The other part is an essay, on how a person’s gender and social class limit their life chances. 2100 words, and normally, I can get my points across concisely enough, I fear the word limit on this one. Thus far I have a reference list – four papers, five books, apart from the course texts – an outline plan, and an introduction and conclusion written. Both written sections will probably change once the main content gets under way, but that’s ok.
It’s a very broad topic, so there’s plenty of reading available. Annoyingly, despite the thousands of online journals I can reach, one particularly useful looking article in Sociology (Oxford) seems only to be available in hard copy, and not on loan. I have a massive preference for etext of whatever kind, for three reasons: I don’t have to physically go to the library, I can cut and paste my quotes, and I can use text searches. I can probably get along without that article for now, or get a photocopy of it, but it’s frustrating to run into the limits of the online world. I suspect that this is only the first time, though.
Insomnia
I’m sitting down to write this post at five minutes to three on Sunday night. Tomorrow is a bank holiday, and the only appointment I have is to go and look at a potential new allotment in the afternoon, so I’m not worried about sleeping. Not that I’m ordinarily worried about sleeping – I only get insomnia when I’m well rested. I’m well rested because I’ve been taking it easy on the study front in the last week. And I’ve been taking it easy because the last lot of assignments pretty much knocked me out.
I mean that in a more literal sense than usual; there were three assignments to do, two with the deadline on the same day, one a week later. I powered through them, doing research and planning on weekday evenings, and writing each assignment in a burst over a weekend. I cleared the last assignment at 17:30 or so on a Saturday evening, when it was due at midnight on Monday. And then I just about made it up the stairs to collapse and sleep for an hour. I woke up to one of the cats sitting on my chest and poking me in the face; something she only does when I haven’t woken up for any lesser motions, like the nose under the hand, or the loud purr in the ear. I reckon if she hadn’t woken me, I would have slept through to morning.
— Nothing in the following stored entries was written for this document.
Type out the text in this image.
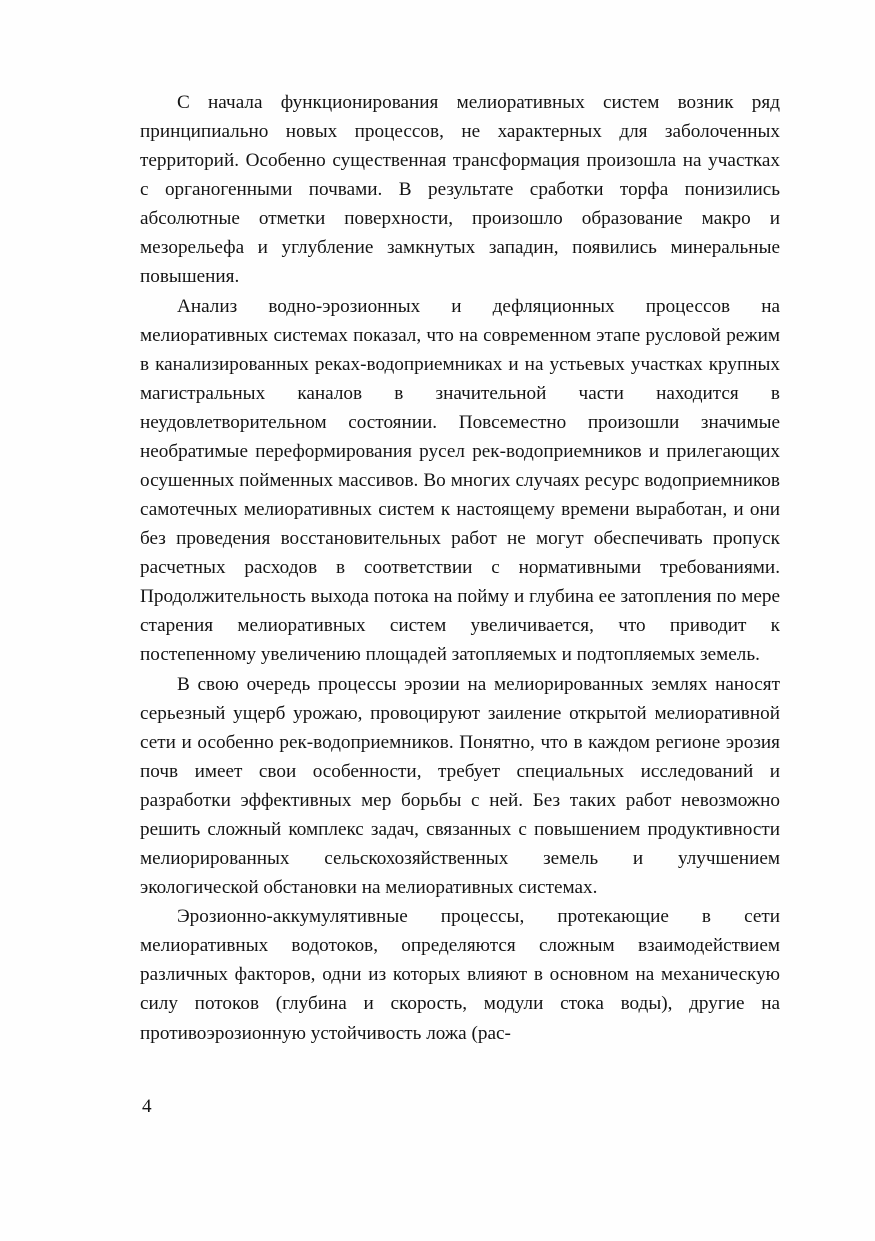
С начала функционирования мелиоративных систем возник ряд принципиально новых процессов, не характерных для заболоченных территорий. Особенно существенная трансформация произошла на участках с органогенными почвами. В результате сработки торфа понизились абсолютные отметки поверхности, произошло образование макро и мезорельефа и углубление замкнутых западин, появились минеральные повышения.

Анализ водно-эрозионных и дефляционных процессов на мелиоративных системах показал, что на современном этапе русловой режим в канализированных реках-водоприемниках и на устьевых участках крупных магистральных каналов в значительной части находится в неудовлетворительном состоянии. Повсеместно произошли значимые необратимые переформирования русел рек-водоприемников и прилегающих осушенных пойменных массивов. Во многих случаях ресурс водоприемников самотечных мелиоративных систем к настоящему времени выработан, и они без проведения восстановительных работ не могут обеспечивать пропуск расчетных расходов в соответствии с нормативными требованиями. Продолжительность выхода потока на пойму и глубина ее затопления по мере старения мелиоративных систем увеличивается, что приводит к постепенному увеличению площадей затопляемых и подтопляемых земель.

В свою очередь процессы эрозии на мелиорированных землях наносят серьезный ущерб урожаю, провоцируют заиление открытой мелиоративной сети и особенно рек-водоприемников. Понятно, что в каждом регионе эрозия почв имеет свои особенности, требует специальных исследований и разработки эффективных мер борьбы с ней. Без таких работ невозможно решить сложный комплекс задач, связанных с повышением продуктивности мелиорированных сельскохозяйственных земель и улучшением экологической обстановки на мелиоративных системах.

Эрозионно-аккумулятивные процессы, протекающие в сети мелиоративных водотоков, определяются сложным взаимодействием различных факторов, одни из которых влияют в основном на механическую силу потоков (глубина и скорость, модули стока воды), другие на противоэрозионную устойчивость ложа (рас-

4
Exams are in a little over a month. I haven’t finished out the course materials yet, but I’m reasonably confident of doing well enough in them – I can deal with just about any question the literature course can throw at me, I can talk around points and principles well enough to pass the sociology exam, I think, and I intend to have a few select areas of the history course very thoroughly memorised before I set foot in the test hall – which will, conveniently, be here in Maynooth, not in the harder-to-reach DCU. Besides, for these exams, I really only need to pass; the assignments count for half my final mark in the modules, and the modules themselves don’t – can’t – count toward the final result of the degree.
I’m a little puzzled by the exhaustion reaction to the assignments. I didn’t feel, at the time, as though I was putting in vast amounts of work, and indeed, I did a lot of mining in Wurm Online in the background while I researched and structured and planned the essays. But it’s pretty clear from the resulting sleepiness, and from the fact that I dreamt in weird combinations of CSO statistics, south-west India in the 90s, and Enlightenment-era Russia for a few nights that they were weighing more heavily on the psyche than I knew.
I’m expecting the exams to have similar effects, but I reckon that’s a fair price.